Protecting OFW's

is the subject of my Trade Tripper column in this Friday-Saturday issue of BusinessWorld:

While this administration and its civil society henchmen (which includes those unbelievably fanatical ladies who lunch) are still trying to get their stories straight as to who takes the blame for the Quirino hostage blunder (obviously it can never be Noynoy or Robredo but merely those people under their control and supervision), our thoughts turn to those Filipinos working abroad and for whom this fiasco could potentially work against their welfare.

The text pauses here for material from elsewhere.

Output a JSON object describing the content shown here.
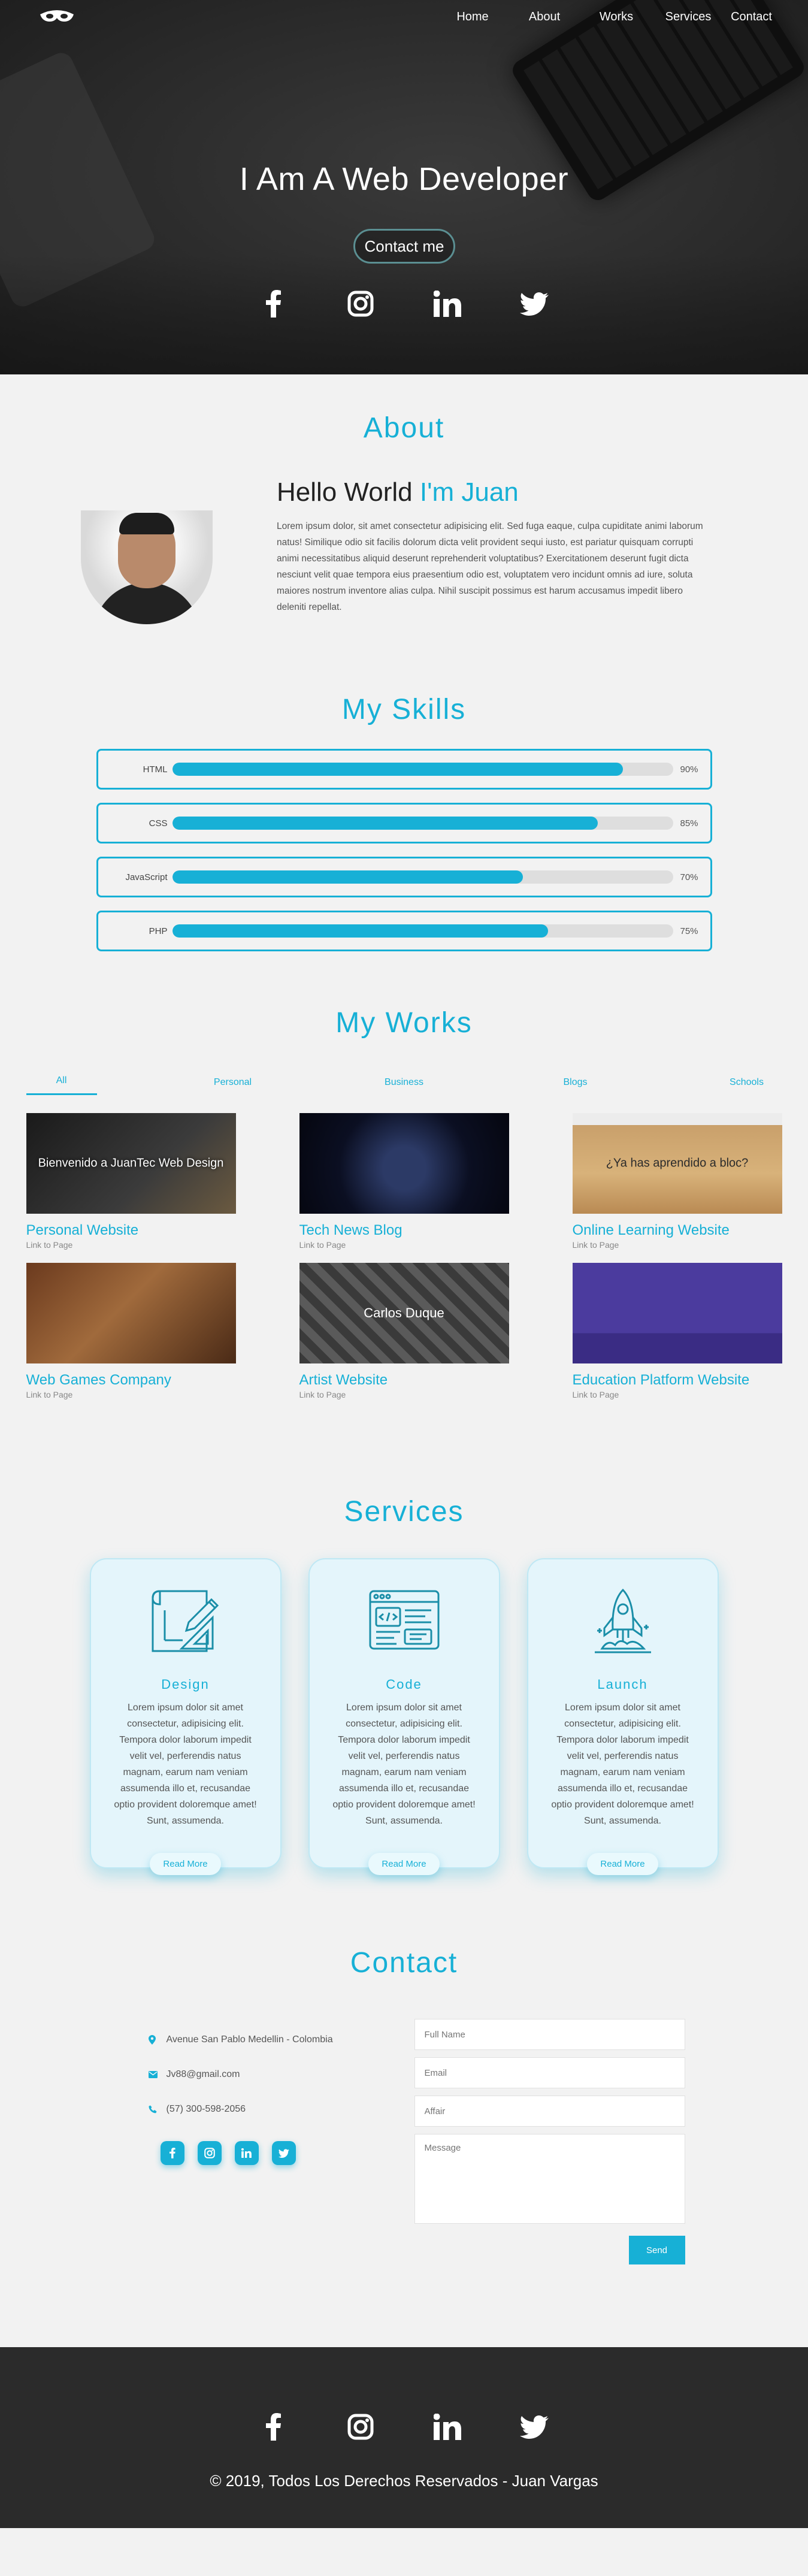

"Services" is obviously a bid deal for the Philippines. Some commentators even go to the extent of saying that if it weren’t for the remittances given by the OFWs this country would have tanked a long time ago. According to the Trade Policy Review conducted by the WTO on the Philippines in 2005:

"The services sector accounted for 60.7% of GDP and well over half of total employment in 2004 (Table I.2). The main sectors are trade (14.1% of GDP in 2004, helped, according to authorities, by entry of foreign retailers), private services (12.5%), government services (8.1%), transport and communications (7.6%), ownership of dwellings and real estate (6.1%), construction (4.5%), finance (4.4%) and electricity, gas, and water (3.2%).

"The Philippines’ commitments under the General Agreement on Trade in Services (GATS) included financial services, communications, transport, and tourism and travel-related services. The Philippines significantly expanded commitments on financial services under the WTO financial services negotiations and on basic telecommunications under the WTO negotiations on basic telecommunication services. However, it has not accepted the Fourth (basic telecommunications) or Fifth (financial services) Protocols of the GATS. The Philippines’ GATS commitments have not changed since its previous Review as services negotiations are on-going."

The GATS would be the one international instrument that could most likely be considered crucial for purposes of determining the rights of WTO members with regard to the exchange of services between them. Like other WTO agreements, the GATS is governed by the MFN principle and, under specific conditions, that of national treatment. Thus, Article XVII.1 of the GATS provides: "In the sectors inscribed in its Schedule, and subject to any conditions and qualifications set out therein, each Member shall accord to services and service suppliers of any other Member, in respect of all measures affecting the supply of services, treatment no less favourable than that it accords to its own like services and service suppliers."

The focus, however, that we have considering recent incidents would be the OFWs -- essentially not the services we import but rather the services we export. The "export" of services that we make are generally characterized under WTO practice as the "mode 4" type of services or the "presence of natural persons." For obvious reasons, considering the nature of the export being made, not only are we concerned with regard to the effect of any foreign country measure on the income being remitted by the OFWs but also on the actual effect that any foreign country measure or practice may have on the person or welfare of the OFW themselves.

It had been reported that the Department of Labor and Employment recently issued the implementing rules and regulations for Republic Act 10022. The said law and rules seek to provide protection to OFWs by giving clearer definition of recruitment agencies’ obligations to the same. These include the repatriation, at agencies’ cost, of OFWs for reason of the latter’s safety. However, most of these rules deal with the enforcement should the wrongdoer be the recruitment agencies. These would normally not cover instances where it is the foreign country or citizens who are actually harming the OFWs. Accordingly, it was also reported that plans are being set up to prohibit the recruitment of Filipinos for work to be done in countries which has no bilateral agreement with the Philippines regarding the treatment of OFWs. This, obviously, is a step in the right direction for two reasons: first, because there are apparently 197 countries where OFWs are currently in; and, finally, because the GATS doesn’t seem very helpful for OFWs at present.

Tomer Broude, law lecturer at the Hebrew University of Jerusalem, in his 2007 paper "The WTO/GATS Mode 4: International Labor Migration Regimes and Global Justice," found that: "However, the GATS Mode 4 spectacularly fails to meet any of these criteria. It is as ineffective in the promotion of global distributive justice as it is in the strengthening of migration policy enforcement, and as inadequate in the protection of human rights as it is in the prevention of seriously detrimental effects of labour migration. The establishment of a global labour migration regime that is morally permissible, politically possible and likely to be effective (Rawls: 1999, 89) will no doubt require careful consideration, negotiation and time; but the GATS Mode 4 does not appear to be the appropriate model, in too many senses."

Just another reason to work harder on getting a good Doha conclusion. And why we desperately need truly informed, experienced, intelligent leadership.